This work interrogates the extent to which High Culture—encompassing art, music, and literature—was transformed under authoritarian rule, and how culture itself was conscripted into a machinery of influence and control.
Cultural policy under the Nazi regime oscillated between destruction and reinvention. Public spectacles such as book burnings and ideologically charged exhibitions—most infamously Degenerate Art and The Eternal Jew—functioned as both cultural denunciation and didactic theatre, signaling what was to be abhorred. Despite various attempts, the regime’s quest to forge a distinct “Nazi culture” proved largely fruitless. Efforts to canonize Nazi-approved literature and music through state-sponsored competitions failed to take root. Instead, the regime often looked backwards, romanticizing an idealized German past. Hitler’s personal admiration for Wagner and Speer’s affinity for monumental neoclassicism were not widely echoed within the broader Party, where cultural tastes skewed more toward a sentimental, folkloric Germanism—much of which was obliterated by the Allied bombing campaigns.
Continuities with the Weimar era were striking. Conservative and politically indifferent artists often joined the regime's corporatized cultural chambers, adopting its fascist aesthetic without necessarily embracing its ideology. Unique within the Third Reich’s racialized cultural landscape was the existence of the Jüdischer Kulturbund—a state-sanctioned Jewish cultural league. Though exploited for propaganda abroad, it simultaneously served as an instrument of segregation and control, foreshadowing the isolation and eventual annihilation of European Jewry.
By the outbreak of war, radio ownership in Germany had reached a staggering 70%—the highest per capita in the world—transforming the medium into an unprecedented tool of mass influence. Troops were supplied with radios, many expropriated from Jewish households. The military even operated its own broadcasting services. Programmes like Wunschkonzert für das Wehrmacht, a sentimental request show linking the home front to the front lines, eerily paralleled the BBC's later Two-Way Family Favourites. Entertainment, often innocuous in form, was interwoven with propaganda in both subtle and overt ways.
The book’s most compelling analysis lies not in its cataloguing of artists, actors, and composers—a task which grows tedious in places—but in its deployment of political and sociological frameworks to explain Nazism's cultural trajectory. The application of Hans Mommsen’s theory of polycratic chaos—of competing institutions beneath the Führer’s unifying figurehead—and Ian Kershaw’s concept of “working towards the Führer” offers a nuanced lens through which to view the cultural radicalisation of the regime. It introduces the notion of the innere Emigration—those who remained in Germany, emotionally and intellectually distant from Nazism, awaiting its demise while maintaining their silence, later claiming retrospective opposition.

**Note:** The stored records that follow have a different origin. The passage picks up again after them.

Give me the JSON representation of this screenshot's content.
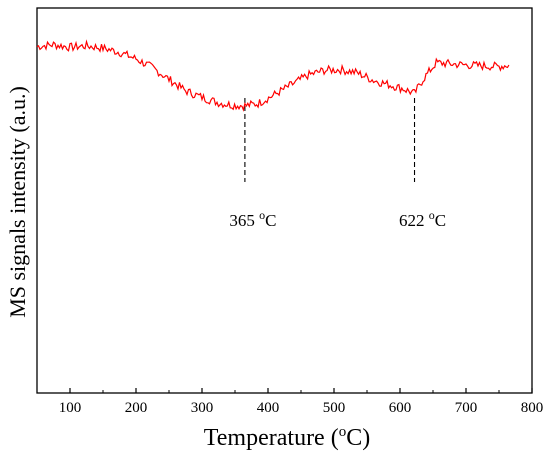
{
  "chart_data": {
    "type": "line",
    "title": "",
    "xlabel": "Temperature",
    "xlabel_unit": "(°C)",
    "xlabel_parts": {
      "pre": "Temperature (",
      "sup": "o",
      "post": "C)"
    },
    "ylabel": "MS signals intensity (a.u.)",
    "xlim": [
      50,
      800
    ],
    "ylim": [
      0,
      1
    ],
    "x_ticks": [
      100,
      200,
      300,
      400,
      500,
      600,
      700,
      800
    ],
    "y_ticks": [],
    "grid": false,
    "legend": "none",
    "series": [
      {
        "color": "#ff0000",
        "x": [
          50,
          75,
          100,
          125,
          150,
          175,
          200,
          225,
          250,
          275,
          300,
          325,
          345,
          365,
          385,
          410,
          435,
          460,
          485,
          510,
          535,
          560,
          585,
          605,
          622,
          635,
          655,
          675,
          700,
          725,
          750,
          765
        ],
        "y": [
          0.9,
          0.905,
          0.898,
          0.902,
          0.896,
          0.885,
          0.868,
          0.845,
          0.815,
          0.785,
          0.768,
          0.754,
          0.748,
          0.746,
          0.752,
          0.775,
          0.8,
          0.825,
          0.838,
          0.84,
          0.832,
          0.812,
          0.8,
          0.79,
          0.778,
          0.815,
          0.858,
          0.855,
          0.852,
          0.85,
          0.848,
          0.852
        ]
      }
    ],
    "annotations": [
      {
        "x": 365,
        "value": "365",
        "unit_sup": "o",
        "unit": "C"
      },
      {
        "x": 622,
        "value": "622",
        "unit_sup": "o",
        "unit": "C"
      }
    ],
    "colors": {
      "series": "#ff0000",
      "axis": "#000000",
      "marker_line": "#000000"
    }
  }
}
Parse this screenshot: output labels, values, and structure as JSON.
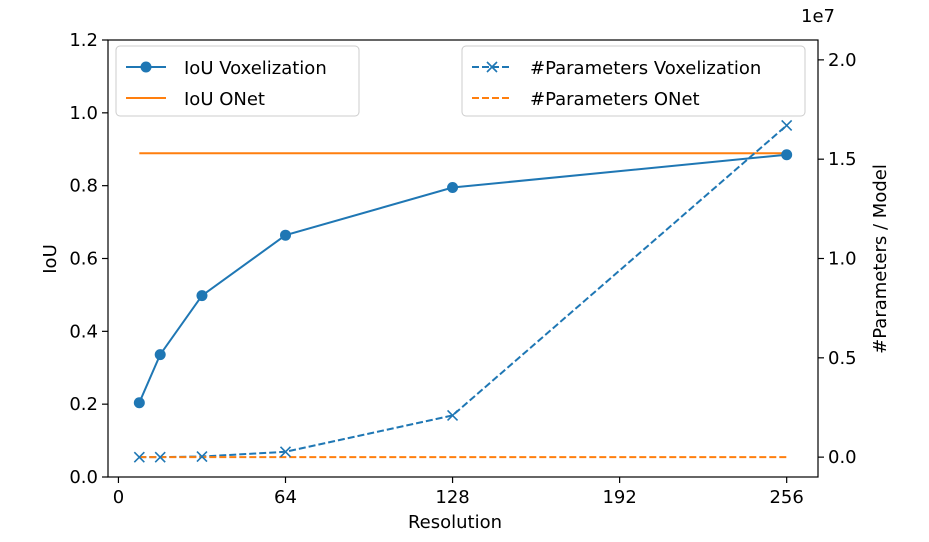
{
  "chart_data": {
    "type": "line",
    "xlabel": "Resolution",
    "ylabel_left": "IoU",
    "ylabel_right": "#Parameters / Model",
    "right_axis_multiplier": "1e7",
    "xlim": [
      -4,
      268
    ],
    "ylim_left": [
      0,
      1.2
    ],
    "ylim_right": [
      -0.1,
      2.1
    ],
    "x_ticks": [
      0,
      64,
      128,
      192,
      256
    ],
    "x_tick_labels": [
      "0",
      "64",
      "128",
      "192",
      "256"
    ],
    "y_left_ticks": [
      0,
      0.2,
      0.4,
      0.6,
      0.8,
      1.0,
      1.2
    ],
    "y_left_tick_labels": [
      "0.0",
      "0.2",
      "0.4",
      "0.6",
      "0.8",
      "1.0",
      "1.2"
    ],
    "y_right_ticks": [
      0,
      0.5,
      1.0,
      1.5,
      2.0
    ],
    "y_right_tick_labels": [
      "0.0",
      "0.5",
      "1.0",
      "1.5",
      "2.0"
    ],
    "series": [
      {
        "name": "IoU Voxelization",
        "axis": "left",
        "style": "solid-marker-circle",
        "color": "#1f77b4",
        "x": [
          8,
          16,
          32,
          64,
          128,
          256
        ],
        "values": [
          0.204,
          0.336,
          0.498,
          0.664,
          0.795,
          0.885
        ]
      },
      {
        "name": "IoU ONet",
        "axis": "left",
        "style": "solid",
        "color": "#ff7f0e",
        "x": [
          8,
          256
        ],
        "values": [
          0.889,
          0.889
        ]
      },
      {
        "name": "#Parameters Voxelization",
        "axis": "right",
        "style": "dashed-marker-x",
        "color": "#1f77b4",
        "x": [
          8,
          16,
          32,
          64,
          128,
          256
        ],
        "values": [
          0.0,
          0.0,
          0.003,
          0.027,
          0.21,
          1.67
        ]
      },
      {
        "name": "#Parameters ONet",
        "axis": "right",
        "style": "dashed",
        "color": "#ff7f0e",
        "x": [
          8,
          256
        ],
        "values": [
          0.0,
          0.0
        ]
      }
    ],
    "legend_left": "top-left",
    "legend_right": "top-right",
    "grid": false
  }
}
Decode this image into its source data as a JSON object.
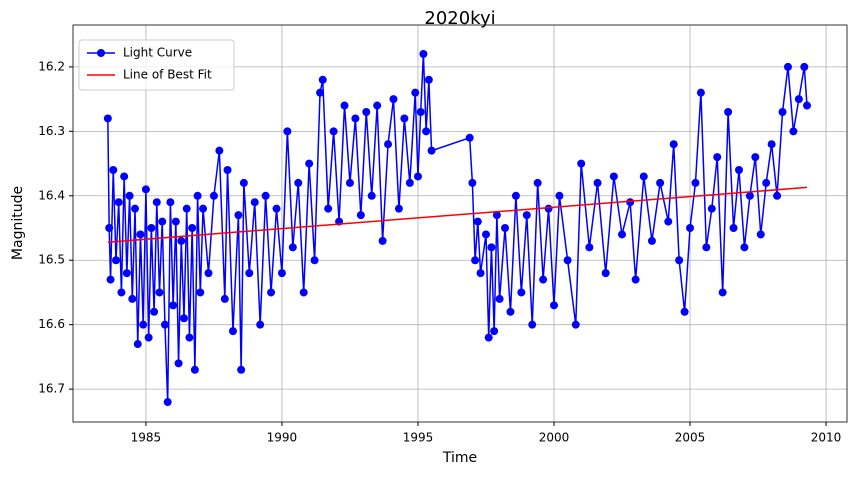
{
  "chart_data": {
    "type": "line",
    "title": "2020kyi",
    "x_label": "Time",
    "y_label": "Magnitude",
    "xlim": [
      1982.32,
      2010.77
    ],
    "xticks": [
      1985,
      1990,
      1995,
      2000,
      2005,
      2010
    ],
    "ylim": [
      16.135,
      16.751
    ],
    "yticks": [
      16.2,
      16.3,
      16.4,
      16.5,
      16.6,
      16.7
    ],
    "invert_y": true,
    "grid": true,
    "legend": "upper left",
    "series": [
      {
        "name": "Light Curve",
        "color": "#0000ff",
        "marker": true,
        "x": [
          1983.6,
          1983.65,
          1983.7,
          1983.8,
          1983.9,
          1984.0,
          1984.1,
          1984.2,
          1984.3,
          1984.4,
          1984.5,
          1984.6,
          1984.7,
          1984.8,
          1984.9,
          1985.0,
          1985.1,
          1985.2,
          1985.3,
          1985.4,
          1985.5,
          1985.6,
          1985.7,
          1985.8,
          1985.9,
          1986.0,
          1986.1,
          1986.2,
          1986.3,
          1986.4,
          1986.5,
          1986.6,
          1986.7,
          1986.8,
          1986.9,
          1987.0,
          1987.1,
          1987.3,
          1987.5,
          1987.7,
          1987.9,
          1988.0,
          1988.2,
          1988.4,
          1988.5,
          1988.6,
          1988.8,
          1989.0,
          1989.2,
          1989.4,
          1989.6,
          1989.8,
          1990.0,
          1990.2,
          1990.4,
          1990.6,
          1990.8,
          1991.0,
          1991.2,
          1991.4,
          1991.5,
          1991.7,
          1991.9,
          1992.1,
          1992.3,
          1992.5,
          1992.7,
          1992.9,
          1993.1,
          1993.3,
          1993.5,
          1993.7,
          1993.9,
          1994.1,
          1994.3,
          1994.5,
          1994.7,
          1994.9,
          1995.0,
          1995.1,
          1995.2,
          1995.3,
          1995.4,
          1995.5,
          1996.9,
          1997.0,
          1997.1,
          1997.2,
          1997.3,
          1997.5,
          1997.6,
          1997.7,
          1997.8,
          1997.9,
          1998.0,
          1998.2,
          1998.4,
          1998.6,
          1998.8,
          1999.0,
          1999.2,
          1999.4,
          1999.6,
          1999.8,
          2000.0,
          2000.2,
          2000.5,
          2000.8,
          2001.0,
          2001.3,
          2001.6,
          2001.9,
          2002.2,
          2002.5,
          2002.8,
          2003.0,
          2003.3,
          2003.6,
          2003.9,
          2004.2,
          2004.4,
          2004.6,
          2004.8,
          2005.0,
          2005.2,
          2005.4,
          2005.6,
          2005.8,
          2006.0,
          2006.2,
          2006.4,
          2006.6,
          2006.8,
          2007.0,
          2007.2,
          2007.4,
          2007.6,
          2007.8,
          2008.0,
          2008.2,
          2008.4,
          2008.6,
          2008.8,
          2009.0,
          2009.2,
          2009.3
        ],
        "values": [
          16.28,
          16.45,
          16.53,
          16.36,
          16.5,
          16.41,
          16.55,
          16.37,
          16.52,
          16.4,
          16.56,
          16.42,
          16.63,
          16.46,
          16.6,
          16.39,
          16.62,
          16.45,
          16.58,
          16.41,
          16.55,
          16.44,
          16.6,
          16.72,
          16.41,
          16.57,
          16.44,
          16.66,
          16.47,
          16.59,
          16.42,
          16.62,
          16.45,
          16.67,
          16.4,
          16.55,
          16.42,
          16.52,
          16.4,
          16.33,
          16.56,
          16.36,
          16.61,
          16.43,
          16.67,
          16.38,
          16.52,
          16.41,
          16.6,
          16.4,
          16.55,
          16.42,
          16.52,
          16.3,
          16.48,
          16.38,
          16.55,
          16.35,
          16.5,
          16.24,
          16.22,
          16.42,
          16.3,
          16.44,
          16.26,
          16.38,
          16.28,
          16.43,
          16.27,
          16.4,
          16.26,
          16.47,
          16.32,
          16.25,
          16.42,
          16.28,
          16.38,
          16.24,
          16.37,
          16.27,
          16.18,
          16.3,
          16.22,
          16.33,
          16.31,
          16.38,
          16.5,
          16.44,
          16.52,
          16.46,
          16.62,
          16.48,
          16.61,
          16.43,
          16.56,
          16.45,
          16.58,
          16.4,
          16.55,
          16.43,
          16.6,
          16.38,
          16.53,
          16.42,
          16.57,
          16.4,
          16.5,
          16.6,
          16.35,
          16.48,
          16.38,
          16.52,
          16.37,
          16.46,
          16.41,
          16.53,
          16.37,
          16.47,
          16.38,
          16.44,
          16.32,
          16.5,
          16.58,
          16.45,
          16.38,
          16.24,
          16.48,
          16.42,
          16.34,
          16.55,
          16.27,
          16.45,
          16.36,
          16.48,
          16.4,
          16.34,
          16.46,
          16.38,
          16.32,
          16.4,
          16.27,
          16.2,
          16.3,
          16.25,
          16.2,
          16.26
        ]
      },
      {
        "name": "Line of Best Fit",
        "color": "#ff0000",
        "marker": false,
        "x": [
          1983.6,
          2009.3
        ],
        "values": [
          16.472,
          16.387
        ]
      }
    ]
  }
}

The treatment of Joseph Goebbels’ role in orchestrating media manipulation is particularly incisive. Through radio and film, Goebbels both entertained and indoctrinated. Cinema became a vehicle for disseminating eugenic ideologies and anti-Semitic tropes. Biopics of historical figures such as Frederick the Great, Bismarck, and Paul Kruger extolled the virtues of strong, visionary leadership, all feeding into the construction of the “Hitler Myth”—a fiction Goebbels not only propagated but deeply believed in. Kater insightfully notes that the cult of leadership is indispensable to totalitarianism, contrasting Hitler’s increasing public absence—carefully curated to preserve his mystique—with Stalin’s omnipresence.
A particularly evocative example of myth-making is Goebbels’ fabrication of noble self-sacrifice at Stalingrad. While in truth 90,000 soldiers of the 6th Army surrendered—of whom a mere 5,000 returned to Germany—this catastrophe was recast as an epic of martyrdom.
Even as the war drew to a close, the regime clung to its cultural delusions. Before film screenings, newsreels produced by army film units reinforced the Nazi narrative. The production of Kolberg—a lavish historical epic celebrating resistance against Napoleon—was greenlit in 1942 and only completed in March 1945. Filmed with vast resources diverted from the crumbling war effort, it premiered just as Kolberg itself fell to Soviet forces and the Reich collapsed.
As with all cultural histories, personal taste inevitably shades interpretation. The Nazis’ disdain for jazz may be one of their more comprehensible aversions. The author’s focus on painting and literature proves more engaging than sections devoted to music, theatre, or sculpture.